Die Winterzeit hält viele besondere Tage bereit und ist eine Zeit der Gemütlichkeit. Damit du so richtig in winterliche Stimmung kommst, stellen wir dir hier über 20 Wintergedichte sowie spannende Fakten über den Winter vor.

Für viele Menschen hat der Winter einen ganz besonderen Reiz. Trotz der klirrenden Kälte treibt es uns immer wieder nach draußen, wo wir schneebedeckte Landschaften und in Lichtern aufgehende Innenstädte bewundern.

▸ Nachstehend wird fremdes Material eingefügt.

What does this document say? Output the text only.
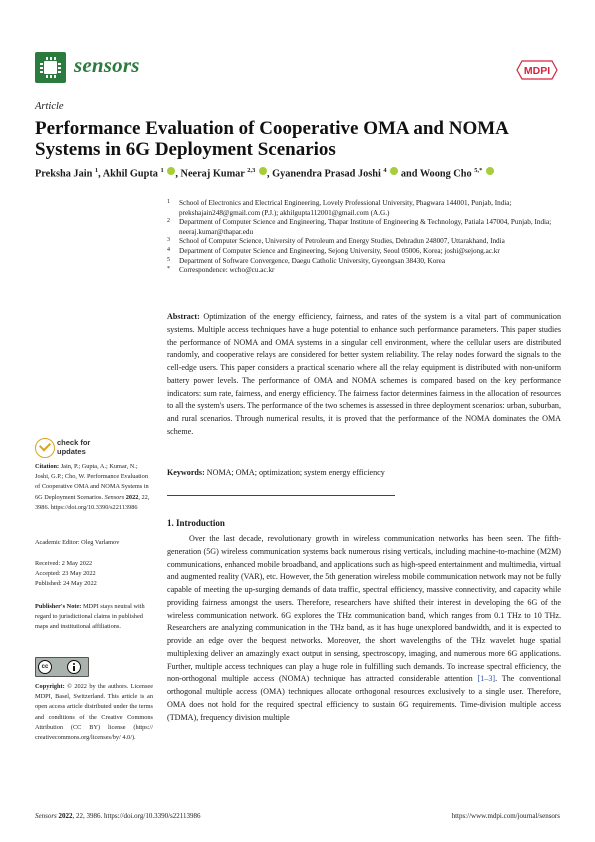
sensors	MDPI
Article
Performance Evaluation of Cooperative OMA and NOMA Systems in 6G Deployment Scenarios
Preksha Jain $^1$, Akhil Gupta $^1$ , Neeraj Kumar $^{2,3}$ , Gyanendra Prasad Joshi $^4$ and Woong Cho $^{5,*}$
1 School of Electronics and Electrical Engineering, Lovely Professional University, Phagwara 144001, Punjab, India; prekshajain248@gmail.com (P.J.); akhilgupta112001@gmail.com (A.G.)
2 Department of Computer Science and Engineering, Thapar Institute of Engineering & Technology, Patiala 147004, Punjab, India; neeraj.kumar@thapar.edu
3 School of Computer Science, University of Petroleum and Energy Studies, Dehradun 248007, Uttarakhand, India
4 Department of Computer Science and Engineering, Sejong University, Seoul 05006, Korea; joshi@sejong.ac.kr
5 Department of Software Convergence, Daegu Catholic University, Gyeongsan 38430, Korea
* Correspondence: wcho@cu.ac.kr
Abstract: Optimization of the energy efficiency, fairness, and rates of the system is a vital part of communication systems. Multiple access techniques have a huge potential to enhance such performance parameters. This paper studies the performance of NOMA and OMA systems in a singular cell environment, where the cellular users are distributed randomly, and cooperative relays are considered for better system reliability. The relay nodes forward the signals to the cell-edge users. This paper considers a practical scenario where all the relay equipment is distributed with non-uniform battery power levels. The performance of OMA and NOMA schemes is compared based on the key performance indicators: sum rate, fairness, and energy efficiency. The fairness factor determines fairness in the allocation of resources to all the system's users. The performance of the two schemes is assessed in three deployment scenarios: urban, suburban, and rural scenarios. Through numerical results, it is proved that the performance of the NOMA dominates the OMA scheme.
Keywords: NOMA; OMA; optimization; system energy efficiency
check for
updates
Citation: Jain, P.; Gupta, A.; Kumar, N.; Joshi, G.P.; Cho, W. Performance Evaluation of Cooperative OMA and NOMA Systems in 6G Deployment Scenarios. Sensors 2022, 22, 3986. https://doi.org/10.3390/s22113986
Academic Editor: Oleg Varlamov
Received: 2 May 2022
Accepted: 23 May 2022
Published: 24 May 2022
Publisher's Note: MDPI stays neutral with regard to jurisdictional claims in published maps and institutional affiliations.
cc
Copyright: © 2022 by the authors. Licensee MDPI, Basel, Switzerland. This article is an open access article distributed under the terms and conditions of the Creative Commons Attribution (CC BY) license (https:// creativecommons.org/licenses/by/ 4.0/).
1. Introduction
Over the last decade, revolutionary growth in wireless communication networks has been seen. The fifth-generation (5G) wireless communication systems back numerous rising verticals, including machine-to-machine (M2M) communications, enhanced mobile broadband, and applications such as high-speed entertainment and multimedia, virtual and augmented reality (VAR), etc. However, the 5th generation wireless mobile communication network may not be fully capable of meeting the up-surging demands of data traffic, spectral efficiency, massive connectivity, and capacity while providing fairness amongst the users. Therefore, researchers have shifted their interest in developing the 6G of the wireless communication network. 6G explores the THz communication band, which ranges from 0.1 THz to 10 THz. Researchers are analyzing communication in the THz band, as it has huge unexplored bandwidth, and it is expected to provide an edge over the bequest networks. Moreover, the short wavelengths of the THz wavelet huge spatial multiplexing deliver an amazingly exact output in sensing, spectroscopy, imaging, and numerous more 6G applications. Further, multiple access techniques can play a huge role in fulfilling such demands. To increase spectral efficiency, the non-orthogonal multiple access (NOMA) technique has attracted considerable attention [1–3]. The conventional orthogonal multiple access (OMA) techniques allocate orthogonal resources exclusively to a single user. Therefore, OMA does not hold for the required spectral efficiency to sustain 6G requirements. Time-division multiple access (TDMA), frequency division multiple
Sensors 2022, 22, 3986. https://doi.org/10.3390/s22113986	https://www.mdpi.com/journal/sensors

Besinnliche Wintergedichte

Besinnliche Wintergedichte

Zu Beginn stellen wir dir Gedichte über den Winter vor, die dessen Eigenarten mit ihren Worten gut einfangen.

Da sie so besinnlich sind, kannst du sie hervorragend mit Freundinnen und Freunden teilen, um sie in weihnachtliche Stimmung zu versetzen.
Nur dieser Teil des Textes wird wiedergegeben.